- Chairman: Cheikh Ahmadou Kara Mbacké
- Founded: May 6, 2004

= Party for Truth and Development =

Political party in Senegal

The Party for Truth and Development (Parti de la Vérité pour le Développement, PVD) is a political party in Senegal. The chairman of the party is Cheikh Ahmadou Kara Mbacké.

==History==
The party was registered on 6 May 2004. Also known as the Party of God's Truth (Partie de la Verité de Dieu), the PVD is drawn from young unemployed men in Dakar's suburbs, as well as a faction of the Baye Fall Mouride sect. Kara Mbacké has become very controversial in Senegal. A grandson of the revered founder of the Mourides, he and his organisations have alternated between conflict and conciliation with the government and mainstream Mourides.

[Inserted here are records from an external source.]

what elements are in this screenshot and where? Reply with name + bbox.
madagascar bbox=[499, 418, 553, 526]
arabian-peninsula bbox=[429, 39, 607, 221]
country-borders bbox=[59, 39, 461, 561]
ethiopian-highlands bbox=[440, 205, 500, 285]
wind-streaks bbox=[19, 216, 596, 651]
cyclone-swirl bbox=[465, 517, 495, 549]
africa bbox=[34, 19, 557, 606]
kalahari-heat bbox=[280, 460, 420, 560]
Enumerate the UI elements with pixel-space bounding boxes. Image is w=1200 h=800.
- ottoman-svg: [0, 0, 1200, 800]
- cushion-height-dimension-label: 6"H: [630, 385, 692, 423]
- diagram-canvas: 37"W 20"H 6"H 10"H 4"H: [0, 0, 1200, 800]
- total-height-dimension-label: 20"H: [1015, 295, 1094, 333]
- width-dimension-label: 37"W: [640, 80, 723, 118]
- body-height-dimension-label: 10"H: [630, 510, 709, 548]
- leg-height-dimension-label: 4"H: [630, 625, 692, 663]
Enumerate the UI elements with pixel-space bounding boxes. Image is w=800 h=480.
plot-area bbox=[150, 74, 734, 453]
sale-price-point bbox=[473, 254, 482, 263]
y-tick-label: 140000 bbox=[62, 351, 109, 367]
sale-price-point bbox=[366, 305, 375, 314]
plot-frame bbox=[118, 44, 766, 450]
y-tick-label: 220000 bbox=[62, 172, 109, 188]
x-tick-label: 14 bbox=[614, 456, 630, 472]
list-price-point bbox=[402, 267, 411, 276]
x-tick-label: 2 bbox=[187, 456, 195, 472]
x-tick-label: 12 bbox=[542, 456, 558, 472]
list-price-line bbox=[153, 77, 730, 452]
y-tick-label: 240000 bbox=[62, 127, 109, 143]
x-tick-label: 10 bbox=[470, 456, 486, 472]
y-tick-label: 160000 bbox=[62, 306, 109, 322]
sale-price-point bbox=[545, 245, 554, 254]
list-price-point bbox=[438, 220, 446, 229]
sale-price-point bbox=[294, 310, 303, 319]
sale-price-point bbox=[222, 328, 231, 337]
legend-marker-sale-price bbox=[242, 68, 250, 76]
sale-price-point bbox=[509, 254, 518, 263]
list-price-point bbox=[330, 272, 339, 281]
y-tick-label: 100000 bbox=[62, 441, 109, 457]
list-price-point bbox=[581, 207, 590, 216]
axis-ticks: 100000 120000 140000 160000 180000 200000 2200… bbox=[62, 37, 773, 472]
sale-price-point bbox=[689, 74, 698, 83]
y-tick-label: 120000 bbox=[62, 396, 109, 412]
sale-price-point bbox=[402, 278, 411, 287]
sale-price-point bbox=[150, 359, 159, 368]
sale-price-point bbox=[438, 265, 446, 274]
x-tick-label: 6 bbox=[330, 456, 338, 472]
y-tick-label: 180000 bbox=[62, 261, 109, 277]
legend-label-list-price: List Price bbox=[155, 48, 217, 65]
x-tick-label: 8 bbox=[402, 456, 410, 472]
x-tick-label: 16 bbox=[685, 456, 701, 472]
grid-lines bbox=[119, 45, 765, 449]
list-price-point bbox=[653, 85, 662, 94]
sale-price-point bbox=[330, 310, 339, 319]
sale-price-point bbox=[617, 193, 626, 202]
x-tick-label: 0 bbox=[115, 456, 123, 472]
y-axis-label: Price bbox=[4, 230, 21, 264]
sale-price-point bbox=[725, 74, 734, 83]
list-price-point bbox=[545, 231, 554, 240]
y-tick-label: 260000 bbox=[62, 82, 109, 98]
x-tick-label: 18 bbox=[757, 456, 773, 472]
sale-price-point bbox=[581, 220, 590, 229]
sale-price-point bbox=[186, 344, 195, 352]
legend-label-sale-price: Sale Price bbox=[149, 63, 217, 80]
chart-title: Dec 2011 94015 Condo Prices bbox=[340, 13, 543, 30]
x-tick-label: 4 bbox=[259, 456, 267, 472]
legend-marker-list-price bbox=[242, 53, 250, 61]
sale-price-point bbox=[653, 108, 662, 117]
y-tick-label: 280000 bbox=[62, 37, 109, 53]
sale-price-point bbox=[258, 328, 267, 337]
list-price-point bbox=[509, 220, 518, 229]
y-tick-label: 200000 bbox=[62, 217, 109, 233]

He has paraded followers in black uniforms, declared himself "President" and alternated the titles of "Cheikh" and "General". In 2005, he backed down from challenging the government in presidential elections under pressure from his family (who still lead the Mouride movement). In November 2006, a month after announcing he would direct his followers to support opposition leader Idrissa Seck, his followers came into conflict with local police, and his compound was raided.

The party contested national elections for the first time in 2012, winning two seats in the National Assembly. In the 2017 legislative elections, the party fell to one seat.